Phone lines and emails ran hot for six months between Ireland and Australia, while we explored the possibility of romance and dealt with doubts from both sides.
“I’m not your 23 year old with a ‘girl next door’ look, anymore… I’m over fifty and although I present well socially, once the wrapping is removed… It’s not that I don’t want to consider the possibility and I admit; since the surprising thought hit me, I have spent a lot of time completely distracted by that. But I don’t think I’m
ready – I’m not a tease (I’m talking about actions, not flirty words) and can’t promise what I can’t deliver… this is all new…”
He climbed aboard his silver charger, brandished words with conviction, clothed in romance and arrived in Perth. Thirty years melted away when he touched me. We married last year, surrounded by family and yachts. I am in love again AND living my dream to write full-time!
Recently I was asked to write a poem for a wedding. Three years ago I couldn’t have written any poem about romantic love. Thankfully, my Irish rock-n-roller proved me very wrong.
Another Valentine’s Day loomed and was important for a different reason.
As I travelled from Australia to Ireland with the re-discovered love of my life, we flew over Iraq and Iran.
No Love for Valentine
Valentine’s Day 2003 Hans Blix’
will deliver his report to condemn or free
a rebel country held to high ransom,
ruthlessly sanctioned, surveill-ed and surrounded.
It’s supposed to be the day we say who we love
(or secretly admire) want and desire.
A day for smiles - not hate and guided missile
range – 93 miles! Colin Powell talks about
what they didn’t do – how they didn’t comply…
(He seems uncomfortable with his soldier lot.)
News TV says ‘Action could be imminent,
the second Weapons Inspectors leave Iraq.’
Think about that! Thousands who wait, prepare
for, even expect death. North Koreans re-
assemble their power plant and stand ready
to defend against George Bush who says his Armed
Forces ‘are second to none’ and can prove it!

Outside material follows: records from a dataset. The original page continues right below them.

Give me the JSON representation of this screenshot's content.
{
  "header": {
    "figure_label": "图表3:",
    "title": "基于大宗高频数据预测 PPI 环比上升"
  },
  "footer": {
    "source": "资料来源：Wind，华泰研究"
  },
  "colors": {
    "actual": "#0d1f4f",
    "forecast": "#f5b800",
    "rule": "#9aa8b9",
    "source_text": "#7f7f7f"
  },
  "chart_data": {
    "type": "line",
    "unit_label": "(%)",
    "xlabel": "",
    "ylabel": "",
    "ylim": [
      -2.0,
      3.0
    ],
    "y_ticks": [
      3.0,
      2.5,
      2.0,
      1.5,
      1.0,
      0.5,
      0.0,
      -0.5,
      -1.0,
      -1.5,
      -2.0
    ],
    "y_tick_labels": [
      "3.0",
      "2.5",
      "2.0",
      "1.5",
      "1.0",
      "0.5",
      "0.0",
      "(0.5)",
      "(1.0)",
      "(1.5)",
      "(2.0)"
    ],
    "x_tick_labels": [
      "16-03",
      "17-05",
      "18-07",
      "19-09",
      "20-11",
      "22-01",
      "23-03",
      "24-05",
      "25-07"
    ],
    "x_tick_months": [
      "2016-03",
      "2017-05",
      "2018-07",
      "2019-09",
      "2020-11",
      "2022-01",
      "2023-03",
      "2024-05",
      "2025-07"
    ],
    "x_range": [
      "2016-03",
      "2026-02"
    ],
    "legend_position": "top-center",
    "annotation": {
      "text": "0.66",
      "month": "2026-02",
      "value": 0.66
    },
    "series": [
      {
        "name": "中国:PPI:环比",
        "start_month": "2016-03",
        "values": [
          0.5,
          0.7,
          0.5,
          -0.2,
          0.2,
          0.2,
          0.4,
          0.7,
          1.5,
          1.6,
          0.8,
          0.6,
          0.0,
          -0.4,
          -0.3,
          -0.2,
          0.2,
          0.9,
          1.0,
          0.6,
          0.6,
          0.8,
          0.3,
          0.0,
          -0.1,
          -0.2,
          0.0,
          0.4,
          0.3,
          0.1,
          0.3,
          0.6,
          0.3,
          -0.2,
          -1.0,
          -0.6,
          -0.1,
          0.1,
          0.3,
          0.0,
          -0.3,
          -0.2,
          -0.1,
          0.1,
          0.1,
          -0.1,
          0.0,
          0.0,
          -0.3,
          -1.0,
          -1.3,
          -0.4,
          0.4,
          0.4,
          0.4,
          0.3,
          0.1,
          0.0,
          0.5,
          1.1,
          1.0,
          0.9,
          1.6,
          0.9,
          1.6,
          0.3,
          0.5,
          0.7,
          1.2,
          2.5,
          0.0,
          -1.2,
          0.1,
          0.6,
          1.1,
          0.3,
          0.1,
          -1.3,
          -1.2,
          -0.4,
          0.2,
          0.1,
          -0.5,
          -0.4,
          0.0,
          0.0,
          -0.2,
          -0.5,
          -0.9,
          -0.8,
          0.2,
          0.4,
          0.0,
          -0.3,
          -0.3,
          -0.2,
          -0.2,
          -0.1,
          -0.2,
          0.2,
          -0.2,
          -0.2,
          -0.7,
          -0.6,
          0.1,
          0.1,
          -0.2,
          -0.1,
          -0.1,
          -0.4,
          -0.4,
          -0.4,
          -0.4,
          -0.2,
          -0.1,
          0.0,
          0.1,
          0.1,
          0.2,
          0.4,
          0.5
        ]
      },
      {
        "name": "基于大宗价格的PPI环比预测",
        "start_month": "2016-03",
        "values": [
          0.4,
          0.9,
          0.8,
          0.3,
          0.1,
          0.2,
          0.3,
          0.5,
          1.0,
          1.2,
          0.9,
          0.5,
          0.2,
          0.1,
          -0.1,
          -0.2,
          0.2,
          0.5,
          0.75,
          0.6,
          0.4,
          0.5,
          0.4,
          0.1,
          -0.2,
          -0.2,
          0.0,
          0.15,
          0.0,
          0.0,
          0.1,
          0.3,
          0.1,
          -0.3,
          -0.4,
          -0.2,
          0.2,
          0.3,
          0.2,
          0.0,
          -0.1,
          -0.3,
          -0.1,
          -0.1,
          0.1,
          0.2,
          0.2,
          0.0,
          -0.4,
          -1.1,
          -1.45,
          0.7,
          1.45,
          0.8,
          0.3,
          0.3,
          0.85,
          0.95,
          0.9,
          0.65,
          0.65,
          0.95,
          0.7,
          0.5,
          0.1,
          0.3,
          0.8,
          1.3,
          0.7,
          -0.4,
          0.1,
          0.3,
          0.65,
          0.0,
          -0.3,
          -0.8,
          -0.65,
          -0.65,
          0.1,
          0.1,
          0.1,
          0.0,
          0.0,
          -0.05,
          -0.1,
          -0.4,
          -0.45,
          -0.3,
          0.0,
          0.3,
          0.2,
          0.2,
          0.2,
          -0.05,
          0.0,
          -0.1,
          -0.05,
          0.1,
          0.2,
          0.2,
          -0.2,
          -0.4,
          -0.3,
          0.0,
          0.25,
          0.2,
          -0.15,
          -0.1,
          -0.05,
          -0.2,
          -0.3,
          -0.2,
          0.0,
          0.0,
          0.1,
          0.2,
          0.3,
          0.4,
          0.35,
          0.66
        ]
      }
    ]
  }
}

Donald Rumsfeld has confidence that ‘we‘can
do whatever needs to be done…’ But Tariq
Aziz – Iraqi Diplomat with a cool
head declares ‘we have not violated 1441’.
France vetoed, now Russia and China
won’t agree to protect neighbouring Turkey
if there’s a war… They’ve also applied
recently for oil licences along with all
the rest of the world… ‘Keep Britain Safe. Be
alert but not alarmed.’ No need for tape or
plastic yet, though across the sea, every ‘good
ol’ boy’ stocked up on water, food and batteries…
Retail giants rub their hands as Mac’ers sets up
next to Pizza Hut, in the sand. A news-paper
carries a notice – ‘US Used Car
Salesman required in the desert.’ Seems that the
liberators aim to stay a while - smile and saunter
armed to the teeth. Shannon protestors gathered
to demonstrate against the US
Air Force making our space a target. Naked solidarity
for peace - against a war that
hasn’t happened yet… give it time! 6’ 6”
soldiers wander empty airport halls
at Heathrow and Gatwick. Stanstead has joined the
guarded group and Windsor wonders what’s going
on… People in the street ask what to do
if ‘something happens’. I don’t know – do you?